El 28 de mayo de 2026 fue sancionada y publicada la Ley 526 de 2026, que introduce reglas de sustancia económica para determinadas entidades constituidas o domiciliadas en Panamá que obtengan rentas pasivas de fuente extranjera.
El régimen comenzará a aplicar desde el periodo fiscal 2027. Aunque aún está pendiente la reglamentación, existe una ventana para diagnosticar estructuras, documentar la operación real y decidir ajustes con tiempo.
5 puntos clave
La norma mantiene como punto de partida el principio de territorialidad, pero crea una revisión especial para rentas pasivas de fuente extranjera.
Las rentas cubiertas incluyen dividendos, intereses, regalías, ganancias de capital, rentas del capital inmobiliario y otras rentas de capital mobiliario.
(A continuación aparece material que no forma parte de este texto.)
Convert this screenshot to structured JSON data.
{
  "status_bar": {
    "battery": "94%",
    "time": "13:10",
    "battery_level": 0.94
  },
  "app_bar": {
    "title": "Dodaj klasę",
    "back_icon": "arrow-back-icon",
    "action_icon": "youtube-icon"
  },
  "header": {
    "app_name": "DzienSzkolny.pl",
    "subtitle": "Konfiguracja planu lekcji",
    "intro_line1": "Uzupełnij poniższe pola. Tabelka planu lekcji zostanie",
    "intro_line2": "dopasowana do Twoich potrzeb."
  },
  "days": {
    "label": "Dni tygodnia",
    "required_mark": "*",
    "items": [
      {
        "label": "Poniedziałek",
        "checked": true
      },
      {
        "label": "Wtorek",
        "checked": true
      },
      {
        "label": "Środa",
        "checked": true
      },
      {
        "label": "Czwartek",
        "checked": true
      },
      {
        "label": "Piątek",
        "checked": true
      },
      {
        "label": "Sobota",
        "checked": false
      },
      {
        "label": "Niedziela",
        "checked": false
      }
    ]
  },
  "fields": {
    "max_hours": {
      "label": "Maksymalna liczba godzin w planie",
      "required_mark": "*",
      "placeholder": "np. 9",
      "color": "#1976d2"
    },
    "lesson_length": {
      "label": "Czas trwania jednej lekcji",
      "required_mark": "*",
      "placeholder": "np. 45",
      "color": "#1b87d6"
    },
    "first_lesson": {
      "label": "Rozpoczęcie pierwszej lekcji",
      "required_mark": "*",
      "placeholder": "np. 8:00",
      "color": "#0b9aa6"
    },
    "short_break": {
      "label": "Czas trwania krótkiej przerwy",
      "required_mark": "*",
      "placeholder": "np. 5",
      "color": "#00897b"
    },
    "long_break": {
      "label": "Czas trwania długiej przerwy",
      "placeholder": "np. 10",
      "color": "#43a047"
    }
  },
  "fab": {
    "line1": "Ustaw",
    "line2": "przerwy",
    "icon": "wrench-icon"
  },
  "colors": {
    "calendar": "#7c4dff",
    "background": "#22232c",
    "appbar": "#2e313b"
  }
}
La entidad deberá demostrar sustancia económica: dirección y gestión efectiva, recursos humanos, instalaciones, activos y gastos operativos adecuados en Panamá.
Cuando no se cumplan o no se documenten los requisitos, la renta pasiva extranjera podría quedar sujeta a una tarifa única y definitiva del 15% sobre la renta neta gravable.
La entrada en vigor en 2027 permite anticipar el impacto, revisar vehículos existentes y fortalecer la evidencia antes del primer periodo aplicable.
¿Qué recomendamos?
No espere a la reglamentación para hacer el diagnóstico inicial.
Revise quién toma decisiones, dónde están los activos, cómo se soportan los gastos y si la estructura conserva coherencia fiscal y corporativa.